Foto: Divulgação/Emater-MG

O turismo rural tem impulsionado a renda de produtores em Minas Gerais, com aumento de até 30% em algumas propriedades que abriram as portas para visitantes. Experiências com queijos, cafés, doces e cachaças têm atraído turistas e transformado atividades tradicionais do campo em novos negócios.

Atualmente, são 266 propriedades abertas ao turismo. Em 2025, a Empresa de Assistência Técnica e Extensão Rural de Minas Gerais (Emater-MG) realizou cerca de 3,4 mil atendimentos a produtores que investem no segmento, com presença em diferentes regiões, como Norte, Sul e Noroeste do Estado.

A coordenadora técnica de Turismo Rural da Emater-MG, Thatiana Garcia, destaca que a atividade começou a crescer no pós-pandemia. “As pessoas começaram a querer entender mais sobre a produção de alimentos, e também ter uma vivência no local. Temos produtores que já vivem exclusivamente do turismo. Eles não vendem mais produtos para terceiros, e para adquiri-los, é preciso ir até a propriedade”.

Em Ritápolis, no Campo das Vertentes, a Queijaria Seu Jorge transformou o dia a dia da produção em uma atração turística. Administrado por sete mulheres da mesma família, o local recebe visitantes interessados em conhecer o processo de fabricação. “O turista chega da cidade grande com muitas expectativas, e é uma troca interessante. Ele pode acompanhar a ordenha, ver como o queijo é feito, para depois saboreá-lo com café”, conta a proprietária Vera Lúcia Cardoso.

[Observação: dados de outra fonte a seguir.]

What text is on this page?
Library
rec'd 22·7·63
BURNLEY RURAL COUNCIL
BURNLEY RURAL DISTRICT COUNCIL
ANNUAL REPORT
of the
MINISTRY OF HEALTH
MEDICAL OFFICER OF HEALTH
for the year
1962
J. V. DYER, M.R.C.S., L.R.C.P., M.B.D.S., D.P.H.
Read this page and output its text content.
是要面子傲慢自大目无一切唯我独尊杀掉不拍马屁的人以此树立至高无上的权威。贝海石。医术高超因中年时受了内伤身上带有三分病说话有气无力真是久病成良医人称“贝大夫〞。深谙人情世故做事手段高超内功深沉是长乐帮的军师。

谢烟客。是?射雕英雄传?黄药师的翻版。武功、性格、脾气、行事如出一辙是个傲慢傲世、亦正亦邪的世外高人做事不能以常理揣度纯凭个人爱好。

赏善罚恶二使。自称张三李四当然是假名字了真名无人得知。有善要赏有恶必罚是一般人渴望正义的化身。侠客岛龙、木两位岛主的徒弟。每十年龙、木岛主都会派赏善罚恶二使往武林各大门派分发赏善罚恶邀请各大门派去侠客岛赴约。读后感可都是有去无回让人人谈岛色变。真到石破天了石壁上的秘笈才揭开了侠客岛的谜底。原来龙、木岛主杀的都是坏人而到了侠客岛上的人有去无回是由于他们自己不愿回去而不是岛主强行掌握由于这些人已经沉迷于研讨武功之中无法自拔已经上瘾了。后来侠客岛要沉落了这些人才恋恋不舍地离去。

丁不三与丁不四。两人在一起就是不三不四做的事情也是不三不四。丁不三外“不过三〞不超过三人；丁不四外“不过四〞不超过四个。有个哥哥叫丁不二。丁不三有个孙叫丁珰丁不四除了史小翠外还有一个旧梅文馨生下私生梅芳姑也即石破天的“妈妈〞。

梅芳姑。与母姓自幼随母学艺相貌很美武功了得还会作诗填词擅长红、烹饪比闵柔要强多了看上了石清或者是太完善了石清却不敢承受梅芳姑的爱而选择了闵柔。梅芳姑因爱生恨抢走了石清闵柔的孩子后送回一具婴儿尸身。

Já em São João del-Rei, a Cachaça Morro Grande abriu o alambique à visitação e passou a integrar o roteiro turístico da região. Com produção anual entre 15 mil e 20 mil litros, o produtor José do Carmo Rezende explica que o turista vai ver todo o processo de fabricação da cachaça. “Desde o plantio e a moagem, até a degustação. Isso ajuda a valorizar a bebida e aumentar ainda mais as vendas”.

Thatiana acrescenta que o turismo rural não se limita à produção de itens como queijo e cachaça, há outras atividades. “O ecoturismo, visitas em comunidades tradicionais, como quilombolas, indígena e ribeirinhos, além das propriedades de produtos orgânicos”.

Acreditar no potencial

A técnica ressalta que existem duas principais dificuldades dos produtores para exercer esse tipo de atividade em suas propriedades. “Eles precisam acreditar em seu potencial. É necessário compreender que os turistas querem visitar e vivenciar essas experiências. A partir disso, aparece o segundo obstáculo, que é a precificação. Muitos ainda não conseguem entender que as pessoas pagam para ir nas propriedades rurais e valorizam esse tipo de turismo”.

Ela afirma ainda que a Emater ajuda na capacitação dos produtores. “Mas, também na orientação dos profissionais que trabalham diretamente nos escritórios locais da instituição. Fazemos um diagnóstico para entender se aquela propriedade consegue ou não receber visitantes, o que precisa desenvolver e qual é o desejo do produtor. A metodologia mais utilizada pelos extensionistas é do ouvir, de ver o que aquele empreendedor quer, como vai vivenciar e o que ele quer fazer”.

“As nossas expectativas sobre o turismo rural são as melhores e maiores possíveis. Acreditamos que esse crescimento faça movimentar cada vez mais o segmento externamente e internamente. A atividade traz uma valorização do município. Queremos desenvolver esse setor para que cresça cada dia mais e prevaleça mais forte”, complementa.

A partir de maio, será aberta a atualização para a 4ª edição do catálogo Ruralidade Viva, que é uma iniciativa para dar mais visibilidade aos trabalhos desses produtores. As pessoas que tiverem interesse, é só procurar o escritório da Emater, conversar com o técnico e fazer o cadastro. A entidade auxilia todos, desde quem está começando até aquele que já está no mercado. “Estamos abertos para fazer o atendimento a todos que se interessarem em trabalhar com turismo rural”, finaliza Thatiana.